Ceux qui n'ont pas vécu dans ce temps vraiment étonnant, où le peuple français faisait chaque jour une nouvelle sottise qui prouvait son état de folie, seront peut-être bien aises de connaître les détails de cette fête qui eut lieu à Paris, en France, en l'an, non pas de grâce, mais de malheur, 1793, le 21 novembre (1er frimaire an II), dont je viens de parler tout à l'heure. C'est la fête de la Raison. C'est une étude, en vérité, qu'il est curieux de faire…

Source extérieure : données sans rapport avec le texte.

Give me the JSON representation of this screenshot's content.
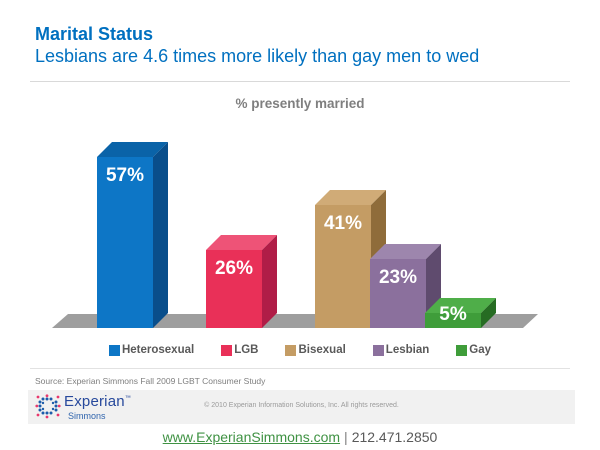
{
  "header": {
    "title": "Marital Status",
    "subtitle": "Lesbians are 4.6 times more likely than gay men to wed",
    "accent_color": "#0070c0"
  },
  "chart_data": {
    "type": "bar",
    "style": "3d",
    "title": "% presently married",
    "categories": [
      "Heterosexual",
      "LGB",
      "Bisexual",
      "Lesbian",
      "Gay"
    ],
    "values": [
      57,
      26,
      41,
      23,
      5
    ],
    "value_labels": [
      "57%",
      "26%",
      "41%",
      "23%",
      "5%"
    ],
    "unit": "%",
    "legend_position": "bottom",
    "grid": false,
    "ylim": [
      0,
      60
    ],
    "bar_colors": [
      {
        "front": "#0d76c6",
        "top": "#0a63a8",
        "side": "#094e8b"
      },
      {
        "front": "#e93058",
        "top": "#ee5377",
        "side": "#b01d47"
      },
      {
        "front": "#c49c64",
        "top": "#d0ab77",
        "side": "#8f6c3a"
      },
      {
        "front": "#8b709d",
        "top": "#9d86ad",
        "side": "#5f4b6e"
      },
      {
        "front": "#3f9d3a",
        "top": "#4fae49",
        "side": "#266c23"
      }
    ],
    "floor_color": "#9e9e9e",
    "label_color": "#ffffff"
  },
  "source": "Source: Experian Simmons Fall 2009 LGBT Consumer Study",
  "footer": {
    "logo": {
      "brand": "Experian",
      "tm": "™",
      "sub": "Simmons"
    },
    "copyright": "© 2010 Experian Information Solutions, Inc.  All rights reserved."
  },
  "contact": {
    "url": "www.ExperianSimmons.com",
    "separator": "|",
    "phone": "212.471.2850"
  }
}
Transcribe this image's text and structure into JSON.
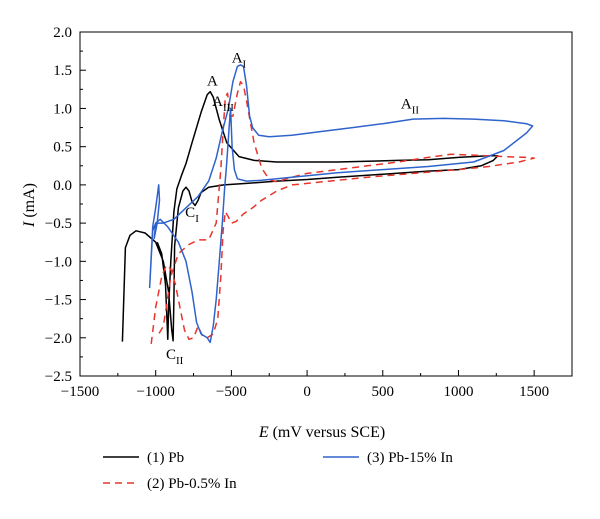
{
  "chart_data": {
    "type": "line",
    "title": "",
    "xlabel_var": "E",
    "xlabel_rest": " (mV versus SCE)",
    "ylabel_var": "I",
    "ylabel_rest": " (mA)",
    "xlim": [
      -1500,
      1750
    ],
    "ylim": [
      -2.5,
      2.0
    ],
    "xticks": [
      -1500,
      -1000,
      -500,
      0,
      500,
      1000,
      1500
    ],
    "yticks": [
      -2.5,
      -2.0,
      -1.5,
      -1.0,
      -0.5,
      0.0,
      0.5,
      1.0,
      1.5,
      2.0
    ],
    "ytick_labels": [
      "−2.5",
      "−2.0",
      "−1.5",
      "−1.0",
      "−0.5",
      "0.0",
      "0.5",
      "1.0",
      "1.5",
      "2.0"
    ],
    "xtick_labels": [
      "−1500",
      "−1000",
      "−500",
      "0",
      "500",
      "1000",
      "1500"
    ],
    "legend_placement": "bottom",
    "series": [
      {
        "name": "(1) Pb",
        "color": "#000000",
        "dash": "",
        "points": [
          [
            -1220,
            -2.05
          ],
          [
            -1200,
            -0.82
          ],
          [
            -1170,
            -0.66
          ],
          [
            -1130,
            -0.6
          ],
          [
            -1070,
            -0.63
          ],
          [
            -1000,
            -0.75
          ],
          [
            -950,
            -1.0
          ],
          [
            -915,
            -1.4
          ],
          [
            -895,
            -1.88
          ],
          [
            -885,
            -2.04
          ],
          [
            -880,
            -1.5
          ],
          [
            -875,
            -0.8
          ],
          [
            -850,
            -0.3
          ],
          [
            -820,
            -0.08
          ],
          [
            -800,
            -0.03
          ],
          [
            -780,
            -0.08
          ],
          [
            -760,
            -0.22
          ],
          [
            -740,
            -0.27
          ],
          [
            -720,
            -0.2
          ],
          [
            -700,
            -0.1
          ],
          [
            -650,
            -0.03
          ],
          [
            -550,
            0.0
          ],
          [
            -400,
            0.02
          ],
          [
            -200,
            0.05
          ],
          [
            0,
            0.07
          ],
          [
            200,
            0.1
          ],
          [
            500,
            0.14
          ],
          [
            800,
            0.18
          ],
          [
            1000,
            0.2
          ],
          [
            1150,
            0.25
          ],
          [
            1230,
            0.32
          ],
          [
            1260,
            0.38
          ],
          [
            1200,
            0.38
          ],
          [
            1000,
            0.36
          ],
          [
            800,
            0.33
          ],
          [
            600,
            0.32
          ],
          [
            400,
            0.31
          ],
          [
            200,
            0.3
          ],
          [
            0,
            0.3
          ],
          [
            -200,
            0.3
          ],
          [
            -350,
            0.32
          ],
          [
            -450,
            0.37
          ],
          [
            -530,
            0.55
          ],
          [
            -580,
            0.85
          ],
          [
            -620,
            1.15
          ],
          [
            -640,
            1.22
          ],
          [
            -660,
            1.18
          ],
          [
            -700,
            0.95
          ],
          [
            -760,
            0.55
          ],
          [
            -800,
            0.28
          ],
          [
            -830,
            0.12
          ],
          [
            -860,
            -0.05
          ],
          [
            -880,
            -0.35
          ],
          [
            -900,
            -1.0
          ],
          [
            -915,
            -1.6
          ],
          [
            -920,
            -2.02
          ],
          [
            -935,
            -1.3
          ],
          [
            -960,
            -0.9
          ],
          [
            -990,
            -0.75
          ]
        ]
      },
      {
        "name": "(2) Pb-0.5% In",
        "color": "#e8342b",
        "dash": "7,5",
        "points": [
          [
            -1030,
            -2.08
          ],
          [
            -1000,
            -1.6
          ],
          [
            -960,
            -1.2
          ],
          [
            -930,
            -1.05
          ],
          [
            -900,
            -1.1
          ],
          [
            -870,
            -1.3
          ],
          [
            -840,
            -1.6
          ],
          [
            -810,
            -1.9
          ],
          [
            -780,
            -2.02
          ],
          [
            -750,
            -2.0
          ],
          [
            -720,
            -1.85
          ],
          [
            -690,
            -1.98
          ],
          [
            -660,
            -2.0
          ],
          [
            -620,
            -1.95
          ],
          [
            -590,
            -1.75
          ],
          [
            -570,
            -1.2
          ],
          [
            -555,
            -0.6
          ],
          [
            -540,
            -0.35
          ],
          [
            -520,
            -0.42
          ],
          [
            -500,
            -0.5
          ],
          [
            -470,
            -0.48
          ],
          [
            -420,
            -0.38
          ],
          [
            -360,
            -0.3
          ],
          [
            -300,
            -0.2
          ],
          [
            -200,
            -0.08
          ],
          [
            -100,
            0.0
          ],
          [
            0,
            0.02
          ],
          [
            200,
            0.06
          ],
          [
            400,
            0.1
          ],
          [
            700,
            0.15
          ],
          [
            1000,
            0.2
          ],
          [
            1200,
            0.24
          ],
          [
            1400,
            0.3
          ],
          [
            1500,
            0.35
          ],
          [
            1450,
            0.36
          ],
          [
            1300,
            0.37
          ],
          [
            1100,
            0.39
          ],
          [
            950,
            0.4
          ],
          [
            800,
            0.36
          ],
          [
            600,
            0.3
          ],
          [
            400,
            0.25
          ],
          [
            200,
            0.2
          ],
          [
            0,
            0.15
          ],
          [
            -100,
            0.1
          ],
          [
            -200,
            0.04
          ],
          [
            -250,
            0.07
          ],
          [
            -300,
            0.22
          ],
          [
            -350,
            0.55
          ],
          [
            -400,
            1.1
          ],
          [
            -420,
            1.3
          ],
          [
            -440,
            1.35
          ],
          [
            -460,
            1.2
          ],
          [
            -490,
            0.9
          ],
          [
            -510,
            0.9
          ],
          [
            -525,
            1.2
          ],
          [
            -540,
            1.15
          ],
          [
            -555,
            0.7
          ],
          [
            -570,
            0.2
          ],
          [
            -600,
            -0.5
          ],
          [
            -650,
            -0.72
          ],
          [
            -720,
            -0.72
          ],
          [
            -780,
            -0.78
          ],
          [
            -850,
            -0.9
          ],
          [
            -900,
            -1.2
          ],
          [
            -930,
            -1.6
          ],
          [
            -950,
            -1.85
          ],
          [
            -980,
            -1.95
          ]
        ]
      },
      {
        "name": "(3) Pb-15% In",
        "color": "#2f63cc",
        "dash": "",
        "points": [
          [
            -1040,
            -1.35
          ],
          [
            -1020,
            -0.55
          ],
          [
            -1000,
            -0.3
          ],
          [
            -980,
            0.0
          ],
          [
            -975,
            -0.2
          ],
          [
            -990,
            -0.5
          ],
          [
            -1010,
            -0.7
          ],
          [
            -1000,
            -0.5
          ],
          [
            -970,
            -0.45
          ],
          [
            -920,
            -0.55
          ],
          [
            -850,
            -0.75
          ],
          [
            -800,
            -1.0
          ],
          [
            -760,
            -1.4
          ],
          [
            -730,
            -1.8
          ],
          [
            -700,
            -1.95
          ],
          [
            -660,
            -2.0
          ],
          [
            -640,
            -2.06
          ],
          [
            -620,
            -1.85
          ],
          [
            -600,
            -1.5
          ],
          [
            -580,
            -1.0
          ],
          [
            -560,
            -0.5
          ],
          [
            -545,
            -0.05
          ],
          [
            -530,
            0.3
          ],
          [
            -515,
            0.75
          ],
          [
            -505,
            1.0
          ],
          [
            -495,
            0.5
          ],
          [
            -480,
            0.2
          ],
          [
            -460,
            0.08
          ],
          [
            -400,
            0.05
          ],
          [
            -300,
            0.06
          ],
          [
            -100,
            0.1
          ],
          [
            200,
            0.16
          ],
          [
            500,
            0.2
          ],
          [
            800,
            0.24
          ],
          [
            1100,
            0.3
          ],
          [
            1300,
            0.45
          ],
          [
            1450,
            0.68
          ],
          [
            1490,
            0.77
          ],
          [
            1450,
            0.8
          ],
          [
            1300,
            0.84
          ],
          [
            1100,
            0.86
          ],
          [
            900,
            0.87
          ],
          [
            700,
            0.86
          ],
          [
            500,
            0.8
          ],
          [
            300,
            0.75
          ],
          [
            100,
            0.7
          ],
          [
            -100,
            0.65
          ],
          [
            -250,
            0.63
          ],
          [
            -320,
            0.65
          ],
          [
            -360,
            0.75
          ],
          [
            -380,
            0.9
          ],
          [
            -400,
            1.3
          ],
          [
            -420,
            1.55
          ],
          [
            -440,
            1.57
          ],
          [
            -460,
            1.55
          ],
          [
            -490,
            1.35
          ],
          [
            -520,
            1.0
          ],
          [
            -560,
            0.7
          ],
          [
            -600,
            0.35
          ],
          [
            -650,
            0.05
          ],
          [
            -720,
            -0.15
          ],
          [
            -800,
            -0.3
          ],
          [
            -880,
            -0.45
          ],
          [
            -950,
            -0.5
          ],
          [
            -1000,
            -0.5
          ],
          [
            -1020,
            -0.6
          ],
          [
            -1040,
            -1.35
          ]
        ]
      }
    ],
    "annotations": [
      {
        "base": "A",
        "sub": "I",
        "x": -450,
        "y": 1.6
      },
      {
        "base": "A",
        "sub": "",
        "x": -625,
        "y": 1.3
      },
      {
        "base": "A",
        "sub": "III",
        "x": -555,
        "y": 1.03
      },
      {
        "base": "A",
        "sub": "II",
        "x": 680,
        "y": 1.0
      },
      {
        "base": "C",
        "sub": "I",
        "x": -760,
        "y": -0.42
      },
      {
        "base": "C",
        "sub": "II",
        "x": -875,
        "y": -2.28
      }
    ]
  }
}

Une femme, nommée Sophie Momoro, dont le mari était imprimeur59 et l'un des membres les plus absurdes du club des Cordeliers en 1793, fut choisie pour être la principale actrice de cette scène, qui eût été burlesque si le malheur de notre ruine n'y eût été écrit en sinistres caractères… Momoro était grand partisan de la loi agraire, parce qu'il n'avait rien, comme, au reste, tous les honnêtes personnages d'alors. Cet homme accueillit donc avec ardeur la proposition des clubs réunis des Jacobins et des Cordeliers, qui composaient la commune de Paris, lorsqu'ils firent proclamer le culte de la Raison. La femme de Momoro était jeune, fraîche, grande et forte; c'était une Raison toute faite, marchant de bonne grâce au ridicule et à l'impiété, puisqu'elle était une sœur et amie. En conséquence, elle fut proclamée à l'unanimité pour remplir et créer le rôle de la Raison, quitte à trouver une doublure pour un cas très-prévu, comme un enfant ou toute autre chose fort terrestre. Au reste, la doublure était facile à trouver six mois plus tard; mais alors, au mois de novembre, à part l'honneur de faire la Raison, il n'y avait pas beaucoup d'émulation pour se promener en tunique de crêpe par un froid de sept à huit degrés.

 

Le 21 novembre 1793, le peuple de Paris put aller admirer ce que ses bons rois de la Convention faisaient pour ses plaisirs et sa morale; le tout mêlé ensemble et représenté sur un théâtre élevé exprès pour cette belle chose dans l'église de Notre-Dame! On avait construit deux estrades des deux côtés de la nef, et à la porte du chœur, une grande charpente sur laquelle on dressa un autre théâtre. Les décorations étaient apportées des Menus et de l'Opéra. Ce théâtre représentait un grand temple environné d'arbres, orné de guirlandes de fleurs… Ce temple était sur le sommet d'une montagne (symbole de la faction montagnarde); vers le milieu était un rocher sur lequel brillait un énorme flambeau allumé: cela voulait dire la Vérité… Sur le frontispice du temple, on avait écrit à la Philosophie…; sur le devant, à l'entrée, on avait placé une foule de bustes des philosophes les plus athées… Voltaire, Volney, Diderot, Fontenelle…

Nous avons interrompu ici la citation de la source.